(Host) A recent court ruling has called into question the fairness of the state property tax under Act 60. CommentatorJeff Wennberg thinks the implications are much bigger than the state admits.
(Wennberg) When the members of the Vermont Coalition of Municipalities gathered in Rutland Town last week, one would have expected a somewhat depressed mood. After all, the group was formed to bring about the repeal of Act 60 – or at least the statewide property tax upon which the law is based – and five years after passage, the law and the tax are still on the books.
But instead of being somber, attendees were eager to see the program. It wasn’t the debate between the Republican and Democrat candidates for governor that drew their interest; it was discussion of the Killington decision.

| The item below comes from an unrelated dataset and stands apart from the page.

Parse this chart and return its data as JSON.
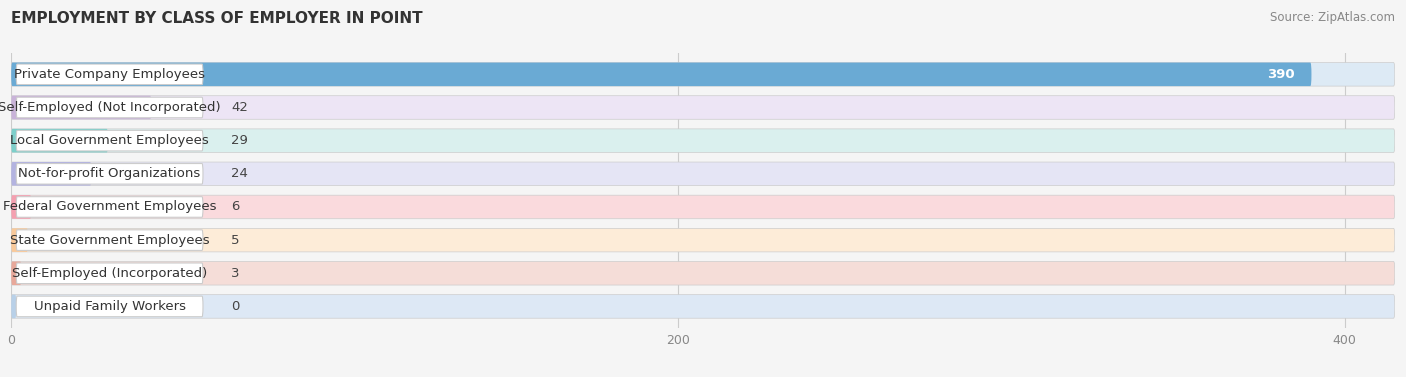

On September 3, Superior Court Judge William Cohen issued a 53-page ruling on the Town of Killington’s appeal of their 1997 state property taxes under Act 60, and everyone in this room knew the Killington decision would have far-reaching consequences for Act 60’s future. Like so much dealing with Act 60, Judge Cohen’s decision reads like a doctoral thesis in statistics. But his conclusions are unequivocal. He wrote:
“In light of the overwhelming evidence in this case, this court finds that the methodologies used by the State in the 1997 equalization study were arbitrary and capricious, and that their application constituted an abuse of discretion granted to the Commissioner of Taxes.”
Judge Cohen acknowledges that, “mathematical exactitude is not required; equity and fairness are.” But goes on to state, “. . . the evidence in this case leads to the inescapable conclusion that the State’s methodologies used in 1997 were about as rational as rolling dice.'”
The decision totally strips away the fa ade of fairness that has allowed Act 60 advocates to claim that all taxpayers and towns are treated the same. Thanks to the state’s unreliable system of equalizing’ property appraisals between communities, huge disparities persist. In one example the Judge compared two equivalent taxpayers in Dover and Brunswick, and concluded that one could have paid twice as much in state education taxes as the other.
Administration officials claim that the ruling has no impact outside Killington. This is a bit hard to understand since the inequities are the result of unreliable methods used throughout Vermont. The Administration says the problems have been corrected since 1997. But of seven specific failures identified in the state’s Act 60 methodologies, six are still in use.
In response to the state’s denial that Vermont’s methods are fatally flawed, the Coalition intends to press the point. They will encourage every selectboard in every town to appeal the state’s determination of next year’s property values, just as Killington did in 1997. Using a single attorney to represent the group, they will seek a ruling that forces the issue state-wide.
This is Jeff Wennberg in Rutland.
Jeff Wennberg is a former mayor of Rutland.